Los documentos de la Organización para la Cooperación y el Desarrollo Económicos (OCDE), por ejemplo, comenzaron a reflejar la importancia de la legitimidad en la construcción del Estado para asegurar un gobierno por consentimiento en lugar de por coerción, al identificar cuatro fuentes proveedoras principales: la de los insumos o procesos, entendida como la observancia por parte del Estado de las reglas y los procedimientos acordados para tomar decisiones vinculantes y organizar la participación colectiva; la de producción o desempeño, referida a la percepción social acerca de la efectividad de los servicios prestados por el Estado a la sociedad; las creencias compartidas sobre lo que debe ser la autoridad pública, permeadas por la tradición y la historia de las identidades colectivas; y la legitimidad internacional, derivada del reconocimiento conferido por los actores externos a la soberanía y la legitimidad de ese Estado (OCDE 2011, 36-37).
La inclusión de estas cuestiones constituía una señal de alerta para la corrección de las políticas de state-building de arriba abajo, pero las referencias generales resultaron en la práctica poco orientadoras y muchas veces generaban más preguntas que respuestas acerca de la dinámica relacional de las variables utilizadas.

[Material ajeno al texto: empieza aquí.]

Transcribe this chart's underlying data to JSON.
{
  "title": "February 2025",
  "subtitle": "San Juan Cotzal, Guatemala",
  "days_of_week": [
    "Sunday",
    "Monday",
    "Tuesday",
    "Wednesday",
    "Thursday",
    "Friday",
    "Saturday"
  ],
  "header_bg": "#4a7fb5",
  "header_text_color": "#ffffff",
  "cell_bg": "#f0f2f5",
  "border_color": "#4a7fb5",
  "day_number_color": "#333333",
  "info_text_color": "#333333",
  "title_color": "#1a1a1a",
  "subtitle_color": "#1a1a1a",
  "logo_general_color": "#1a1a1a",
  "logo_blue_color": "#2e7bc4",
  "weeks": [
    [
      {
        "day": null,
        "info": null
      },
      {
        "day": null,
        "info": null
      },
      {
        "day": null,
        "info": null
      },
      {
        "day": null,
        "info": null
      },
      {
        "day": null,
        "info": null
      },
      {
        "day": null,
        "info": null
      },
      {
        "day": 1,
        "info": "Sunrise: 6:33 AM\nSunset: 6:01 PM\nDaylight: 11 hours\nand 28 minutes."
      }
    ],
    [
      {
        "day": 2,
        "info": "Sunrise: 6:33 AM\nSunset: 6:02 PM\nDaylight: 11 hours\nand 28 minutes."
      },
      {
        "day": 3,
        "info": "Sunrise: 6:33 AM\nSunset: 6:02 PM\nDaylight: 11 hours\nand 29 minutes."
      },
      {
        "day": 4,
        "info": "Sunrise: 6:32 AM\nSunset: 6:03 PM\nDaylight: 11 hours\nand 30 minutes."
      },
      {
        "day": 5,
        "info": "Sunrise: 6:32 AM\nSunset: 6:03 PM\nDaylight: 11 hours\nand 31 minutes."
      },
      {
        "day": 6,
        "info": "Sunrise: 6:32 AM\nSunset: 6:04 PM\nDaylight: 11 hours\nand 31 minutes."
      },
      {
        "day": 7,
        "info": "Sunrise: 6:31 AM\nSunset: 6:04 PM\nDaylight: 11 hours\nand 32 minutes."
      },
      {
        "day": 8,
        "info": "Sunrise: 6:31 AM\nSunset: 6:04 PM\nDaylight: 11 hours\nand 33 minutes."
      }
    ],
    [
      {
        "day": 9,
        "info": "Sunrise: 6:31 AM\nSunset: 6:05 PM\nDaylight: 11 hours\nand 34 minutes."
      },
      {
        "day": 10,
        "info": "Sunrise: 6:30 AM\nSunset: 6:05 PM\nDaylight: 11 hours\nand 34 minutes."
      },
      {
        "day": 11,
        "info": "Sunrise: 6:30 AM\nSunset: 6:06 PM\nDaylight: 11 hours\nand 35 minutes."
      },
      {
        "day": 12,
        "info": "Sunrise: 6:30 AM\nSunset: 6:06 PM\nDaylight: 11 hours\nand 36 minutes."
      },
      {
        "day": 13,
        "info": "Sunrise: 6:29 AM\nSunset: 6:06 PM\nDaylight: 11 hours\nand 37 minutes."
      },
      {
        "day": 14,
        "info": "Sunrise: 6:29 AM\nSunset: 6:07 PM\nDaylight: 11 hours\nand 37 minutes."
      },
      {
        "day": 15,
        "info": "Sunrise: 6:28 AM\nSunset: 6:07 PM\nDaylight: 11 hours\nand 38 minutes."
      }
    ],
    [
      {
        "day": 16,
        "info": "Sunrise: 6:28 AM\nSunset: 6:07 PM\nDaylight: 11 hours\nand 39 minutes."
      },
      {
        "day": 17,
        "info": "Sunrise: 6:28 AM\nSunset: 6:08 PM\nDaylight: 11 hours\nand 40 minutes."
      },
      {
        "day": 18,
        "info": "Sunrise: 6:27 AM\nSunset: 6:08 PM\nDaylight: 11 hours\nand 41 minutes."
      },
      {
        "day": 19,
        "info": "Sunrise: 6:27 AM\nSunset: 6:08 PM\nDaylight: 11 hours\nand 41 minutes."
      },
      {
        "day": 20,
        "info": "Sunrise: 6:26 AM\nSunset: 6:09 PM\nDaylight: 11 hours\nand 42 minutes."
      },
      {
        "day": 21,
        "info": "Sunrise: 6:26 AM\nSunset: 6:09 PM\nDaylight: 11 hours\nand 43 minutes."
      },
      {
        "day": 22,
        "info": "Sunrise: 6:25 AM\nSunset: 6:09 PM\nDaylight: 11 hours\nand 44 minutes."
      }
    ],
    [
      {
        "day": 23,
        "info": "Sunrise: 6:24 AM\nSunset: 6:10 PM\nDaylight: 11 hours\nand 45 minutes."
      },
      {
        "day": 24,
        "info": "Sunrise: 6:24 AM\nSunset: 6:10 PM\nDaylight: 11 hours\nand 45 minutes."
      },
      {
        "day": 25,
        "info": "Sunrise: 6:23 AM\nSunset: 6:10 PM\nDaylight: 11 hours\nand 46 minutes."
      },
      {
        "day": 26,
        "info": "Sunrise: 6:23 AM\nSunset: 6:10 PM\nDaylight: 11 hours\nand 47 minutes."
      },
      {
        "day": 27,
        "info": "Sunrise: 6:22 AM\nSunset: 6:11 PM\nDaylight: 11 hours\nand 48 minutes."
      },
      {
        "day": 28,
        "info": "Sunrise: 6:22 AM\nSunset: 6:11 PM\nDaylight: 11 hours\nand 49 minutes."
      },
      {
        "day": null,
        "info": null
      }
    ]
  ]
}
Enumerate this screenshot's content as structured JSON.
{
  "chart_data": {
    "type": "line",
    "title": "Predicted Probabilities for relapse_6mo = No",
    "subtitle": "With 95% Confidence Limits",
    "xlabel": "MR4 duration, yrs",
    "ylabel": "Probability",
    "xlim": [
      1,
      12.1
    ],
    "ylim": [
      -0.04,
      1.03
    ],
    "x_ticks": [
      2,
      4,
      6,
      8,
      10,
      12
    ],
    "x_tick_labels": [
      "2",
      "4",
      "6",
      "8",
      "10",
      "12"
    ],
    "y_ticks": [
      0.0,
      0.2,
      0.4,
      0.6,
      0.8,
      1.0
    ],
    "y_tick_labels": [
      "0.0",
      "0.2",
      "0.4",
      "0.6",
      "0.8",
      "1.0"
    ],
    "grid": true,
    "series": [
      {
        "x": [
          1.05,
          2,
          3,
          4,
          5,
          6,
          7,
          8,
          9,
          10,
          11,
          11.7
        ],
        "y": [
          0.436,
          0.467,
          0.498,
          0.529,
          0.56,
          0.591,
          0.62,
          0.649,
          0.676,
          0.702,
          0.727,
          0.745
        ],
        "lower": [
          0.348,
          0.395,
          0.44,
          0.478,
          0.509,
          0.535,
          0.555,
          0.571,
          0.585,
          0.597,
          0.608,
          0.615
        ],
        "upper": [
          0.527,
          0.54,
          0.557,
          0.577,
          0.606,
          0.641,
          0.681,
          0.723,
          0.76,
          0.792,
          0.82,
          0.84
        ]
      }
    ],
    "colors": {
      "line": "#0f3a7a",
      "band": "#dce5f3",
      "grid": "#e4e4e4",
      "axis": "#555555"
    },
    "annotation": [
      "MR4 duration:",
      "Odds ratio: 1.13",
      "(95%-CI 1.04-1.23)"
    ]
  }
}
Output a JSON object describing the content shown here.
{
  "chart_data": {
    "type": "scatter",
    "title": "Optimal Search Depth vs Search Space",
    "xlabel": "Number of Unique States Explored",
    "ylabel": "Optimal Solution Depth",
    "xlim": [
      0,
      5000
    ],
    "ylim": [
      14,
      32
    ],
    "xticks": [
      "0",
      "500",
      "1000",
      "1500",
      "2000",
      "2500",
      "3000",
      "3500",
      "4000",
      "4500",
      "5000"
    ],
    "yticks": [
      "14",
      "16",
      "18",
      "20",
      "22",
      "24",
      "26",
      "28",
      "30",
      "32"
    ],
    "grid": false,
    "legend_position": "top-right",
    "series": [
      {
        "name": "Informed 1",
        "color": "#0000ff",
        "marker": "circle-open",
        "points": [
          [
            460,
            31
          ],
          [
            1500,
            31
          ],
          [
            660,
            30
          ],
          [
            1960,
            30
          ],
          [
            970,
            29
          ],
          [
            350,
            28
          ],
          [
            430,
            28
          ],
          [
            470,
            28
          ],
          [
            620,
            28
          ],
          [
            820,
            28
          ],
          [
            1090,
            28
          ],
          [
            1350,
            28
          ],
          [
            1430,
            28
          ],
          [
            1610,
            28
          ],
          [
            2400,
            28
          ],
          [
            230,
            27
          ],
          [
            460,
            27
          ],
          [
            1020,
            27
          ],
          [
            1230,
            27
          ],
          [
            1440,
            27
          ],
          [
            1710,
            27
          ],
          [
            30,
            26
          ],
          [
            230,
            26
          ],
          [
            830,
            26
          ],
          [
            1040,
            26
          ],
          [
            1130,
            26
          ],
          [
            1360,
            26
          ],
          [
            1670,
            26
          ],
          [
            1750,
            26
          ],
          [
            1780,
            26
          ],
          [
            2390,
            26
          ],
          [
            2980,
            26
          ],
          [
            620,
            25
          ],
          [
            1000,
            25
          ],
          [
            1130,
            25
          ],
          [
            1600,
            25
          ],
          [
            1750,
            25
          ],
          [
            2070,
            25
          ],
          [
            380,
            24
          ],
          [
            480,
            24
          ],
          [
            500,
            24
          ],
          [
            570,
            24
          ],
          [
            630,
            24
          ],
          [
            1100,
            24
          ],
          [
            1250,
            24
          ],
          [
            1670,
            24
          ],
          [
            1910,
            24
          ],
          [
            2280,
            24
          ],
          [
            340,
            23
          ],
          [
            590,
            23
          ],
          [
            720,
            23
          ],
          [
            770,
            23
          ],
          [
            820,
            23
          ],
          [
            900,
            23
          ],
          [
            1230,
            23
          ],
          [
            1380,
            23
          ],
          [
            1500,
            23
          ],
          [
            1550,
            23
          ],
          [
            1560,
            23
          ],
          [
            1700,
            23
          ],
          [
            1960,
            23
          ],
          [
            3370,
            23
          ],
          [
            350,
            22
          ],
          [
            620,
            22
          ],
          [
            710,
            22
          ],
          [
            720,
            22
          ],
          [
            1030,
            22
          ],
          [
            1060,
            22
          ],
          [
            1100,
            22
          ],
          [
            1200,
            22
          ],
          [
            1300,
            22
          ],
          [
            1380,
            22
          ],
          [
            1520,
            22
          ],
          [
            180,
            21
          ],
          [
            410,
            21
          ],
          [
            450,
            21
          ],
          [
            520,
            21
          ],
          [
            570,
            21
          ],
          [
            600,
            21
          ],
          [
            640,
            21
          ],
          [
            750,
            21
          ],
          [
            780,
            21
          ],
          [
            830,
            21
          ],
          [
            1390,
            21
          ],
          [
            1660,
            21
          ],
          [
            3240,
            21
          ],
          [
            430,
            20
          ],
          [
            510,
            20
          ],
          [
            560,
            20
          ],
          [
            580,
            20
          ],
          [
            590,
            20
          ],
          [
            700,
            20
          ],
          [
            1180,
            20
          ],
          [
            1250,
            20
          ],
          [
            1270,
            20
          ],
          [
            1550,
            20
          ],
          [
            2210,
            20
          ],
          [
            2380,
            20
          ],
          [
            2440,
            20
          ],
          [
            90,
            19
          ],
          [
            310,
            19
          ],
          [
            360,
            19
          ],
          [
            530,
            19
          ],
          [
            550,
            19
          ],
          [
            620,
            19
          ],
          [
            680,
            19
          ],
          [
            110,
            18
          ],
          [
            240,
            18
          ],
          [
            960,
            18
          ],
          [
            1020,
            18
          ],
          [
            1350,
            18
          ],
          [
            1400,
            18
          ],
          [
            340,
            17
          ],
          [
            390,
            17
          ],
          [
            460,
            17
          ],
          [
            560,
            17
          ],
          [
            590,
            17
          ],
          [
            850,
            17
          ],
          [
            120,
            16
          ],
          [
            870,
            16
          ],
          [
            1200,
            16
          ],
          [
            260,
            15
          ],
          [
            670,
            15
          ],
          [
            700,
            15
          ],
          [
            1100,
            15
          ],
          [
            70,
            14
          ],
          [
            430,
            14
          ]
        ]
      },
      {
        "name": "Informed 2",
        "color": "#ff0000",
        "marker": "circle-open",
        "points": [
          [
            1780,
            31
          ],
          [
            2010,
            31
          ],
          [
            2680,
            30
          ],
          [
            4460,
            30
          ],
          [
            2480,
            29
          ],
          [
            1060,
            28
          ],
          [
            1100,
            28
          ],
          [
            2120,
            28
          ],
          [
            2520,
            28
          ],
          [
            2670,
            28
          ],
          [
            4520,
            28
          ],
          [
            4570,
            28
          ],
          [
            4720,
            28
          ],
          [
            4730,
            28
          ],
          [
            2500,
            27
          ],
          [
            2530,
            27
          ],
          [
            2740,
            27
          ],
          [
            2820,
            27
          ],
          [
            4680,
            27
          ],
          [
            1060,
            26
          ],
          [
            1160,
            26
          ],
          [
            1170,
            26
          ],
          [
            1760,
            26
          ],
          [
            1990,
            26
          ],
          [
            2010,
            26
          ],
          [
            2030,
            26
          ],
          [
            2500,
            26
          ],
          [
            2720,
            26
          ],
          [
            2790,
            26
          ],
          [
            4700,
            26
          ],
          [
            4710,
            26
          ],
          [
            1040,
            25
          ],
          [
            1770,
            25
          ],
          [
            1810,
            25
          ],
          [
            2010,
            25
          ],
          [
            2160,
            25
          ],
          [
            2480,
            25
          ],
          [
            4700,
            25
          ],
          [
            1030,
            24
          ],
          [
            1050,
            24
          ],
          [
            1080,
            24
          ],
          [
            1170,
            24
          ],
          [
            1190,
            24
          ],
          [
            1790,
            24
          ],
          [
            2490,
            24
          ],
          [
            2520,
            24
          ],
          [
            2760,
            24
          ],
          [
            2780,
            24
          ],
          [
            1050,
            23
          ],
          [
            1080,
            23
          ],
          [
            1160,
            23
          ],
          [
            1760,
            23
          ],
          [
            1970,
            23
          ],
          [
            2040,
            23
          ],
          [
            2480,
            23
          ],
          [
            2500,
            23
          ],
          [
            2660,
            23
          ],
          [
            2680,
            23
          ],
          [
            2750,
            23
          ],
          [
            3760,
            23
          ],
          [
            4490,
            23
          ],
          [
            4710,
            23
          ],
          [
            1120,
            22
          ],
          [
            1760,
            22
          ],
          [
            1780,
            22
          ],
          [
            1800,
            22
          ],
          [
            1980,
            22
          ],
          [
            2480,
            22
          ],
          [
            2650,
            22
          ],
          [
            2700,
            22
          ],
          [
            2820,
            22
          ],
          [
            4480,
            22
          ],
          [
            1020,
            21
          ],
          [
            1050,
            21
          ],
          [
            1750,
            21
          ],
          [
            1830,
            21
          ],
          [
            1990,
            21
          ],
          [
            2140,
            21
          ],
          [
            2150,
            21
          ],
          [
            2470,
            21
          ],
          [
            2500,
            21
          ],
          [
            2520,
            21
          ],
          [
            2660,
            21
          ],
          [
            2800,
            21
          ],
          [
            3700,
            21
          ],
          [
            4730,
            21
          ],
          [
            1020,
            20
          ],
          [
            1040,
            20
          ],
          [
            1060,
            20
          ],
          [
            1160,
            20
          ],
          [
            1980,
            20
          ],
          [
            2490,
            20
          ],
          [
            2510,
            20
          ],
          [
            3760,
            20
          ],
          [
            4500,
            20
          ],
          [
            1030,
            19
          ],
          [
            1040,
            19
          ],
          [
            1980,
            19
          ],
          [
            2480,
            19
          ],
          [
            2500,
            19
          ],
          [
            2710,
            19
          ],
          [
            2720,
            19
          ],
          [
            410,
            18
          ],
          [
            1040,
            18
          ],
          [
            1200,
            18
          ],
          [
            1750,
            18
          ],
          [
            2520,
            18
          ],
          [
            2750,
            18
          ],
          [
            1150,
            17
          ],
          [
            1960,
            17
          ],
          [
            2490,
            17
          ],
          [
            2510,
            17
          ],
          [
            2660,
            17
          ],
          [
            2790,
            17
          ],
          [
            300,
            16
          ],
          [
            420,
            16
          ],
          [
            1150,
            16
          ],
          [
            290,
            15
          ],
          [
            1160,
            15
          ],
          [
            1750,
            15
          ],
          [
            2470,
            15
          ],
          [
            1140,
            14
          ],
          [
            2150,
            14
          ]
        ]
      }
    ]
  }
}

Se advirtió la relevancia de comprender los vínculos entre legitimidad y capacidad del Estado, en el supuesto de que ambas pueden fortalecerse entre sí, aunque poco se profundizó en la complejidad de esos vínculos en escenarios híbridos. La legitimidad internacional podía ejercer una influencia ambivalente como factor promotor u obstaculizador de la legitimidad interna, pero las circunstancias intervinientes en uno u otro sentido tampoco se abordaron suficientemente. De igual forma se asumió que en los órdenes híbridos había diferentes fuentes de legitimidad que interactuaban y competían, lo que llevó a la conclusión lógica de que, mientras más enfrentamiento hubiera en las narrativas de legitimidad, menos serían las posibilidades de una relación Estado-sociedad sostenible. Todos esos enunciados, pese a introducir modificaciones en la manera de diseñar las políticas de state-building, compartían el sesgo de construir generalizaciones superficiales y poco prácticas sobre aspectos complejos de la hibridación con el fin de generar nuevos presupuestos normativos para enfrentar realidades diversas y que, en el fondo, seguían siendo ignoradas o poco conocidas, como reconocen los propios expertos de la OCDE (2011, 38): “Estos son temas [las fuentes internas de legitimidad] muy difíciles de comprender para los foráneos, y mucho menos para influir constructivamente”.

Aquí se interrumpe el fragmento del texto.